The story is, in truth, about group prejudice and the dangers of assumption. In a setting populated entirely by humans, racism is alive and cruelly sharp. 'Pebble in the Sky' explores prejudice both from the perspective of the privileged, and the not.
This is the book that did it. Back in the early 70s when I was a geeky teenager in search of something new I picked up my big brother's old battered copy of "Pebble in the Sky" (with the great Paul Lehr artwork on the cover) and I was hooked after the first chapter. Forty years and hundreds of books later it remains my sentimental favourite. Even though, as someone already mentioned, it's more "sci-fi lite" it was still a wonderful introduction to an often maligned genre of literature and enough to get me acquainted with the likes of Bradbury, Blish, Heinlein (before he became a dirty old fascist), and Clarke et al.

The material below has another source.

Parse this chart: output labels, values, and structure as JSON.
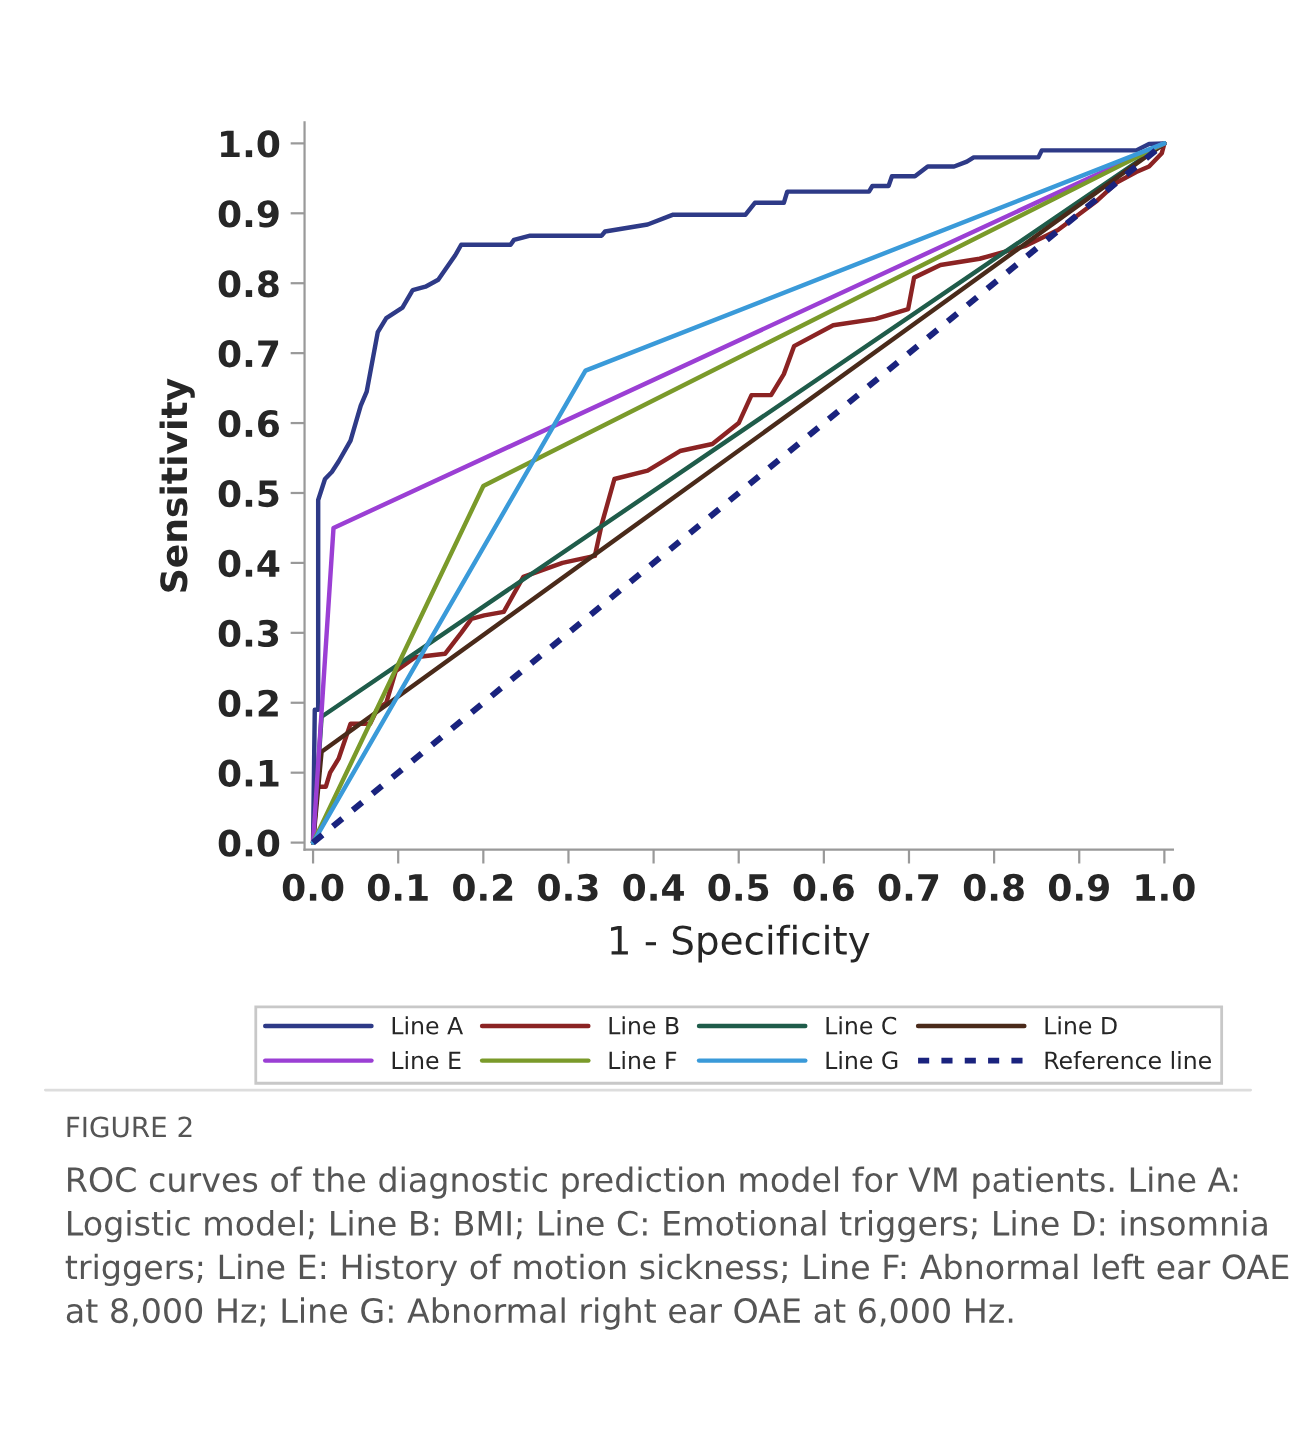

Despite Asimov's status as one of the pioneers of science fiction (and this book's future setting), this book doesn't really read like science fiction. It just reads like a novel that happens to be set in a science fiction setting. (This is different from the Foundation series - which felt *very* science fiction-y.) Enjoyable story and quick light read.
The best part of an Asimov book is while though you know something is coming, (which you know because the author hints at it, at times blatantly), you still don't know HOW it will happen; it's still a surprise. This is one of those stories, well crafted and interesting. iRobot is possibly the best way to get into Asimov stories, this rates a very close second.
As usual a good story by Asimov. The last of the Empire novels. Again, this novel proves that Asimov was uncomfortable writing about love/sex/romance. His descriptions dealng with them are the most stilted sections of the book.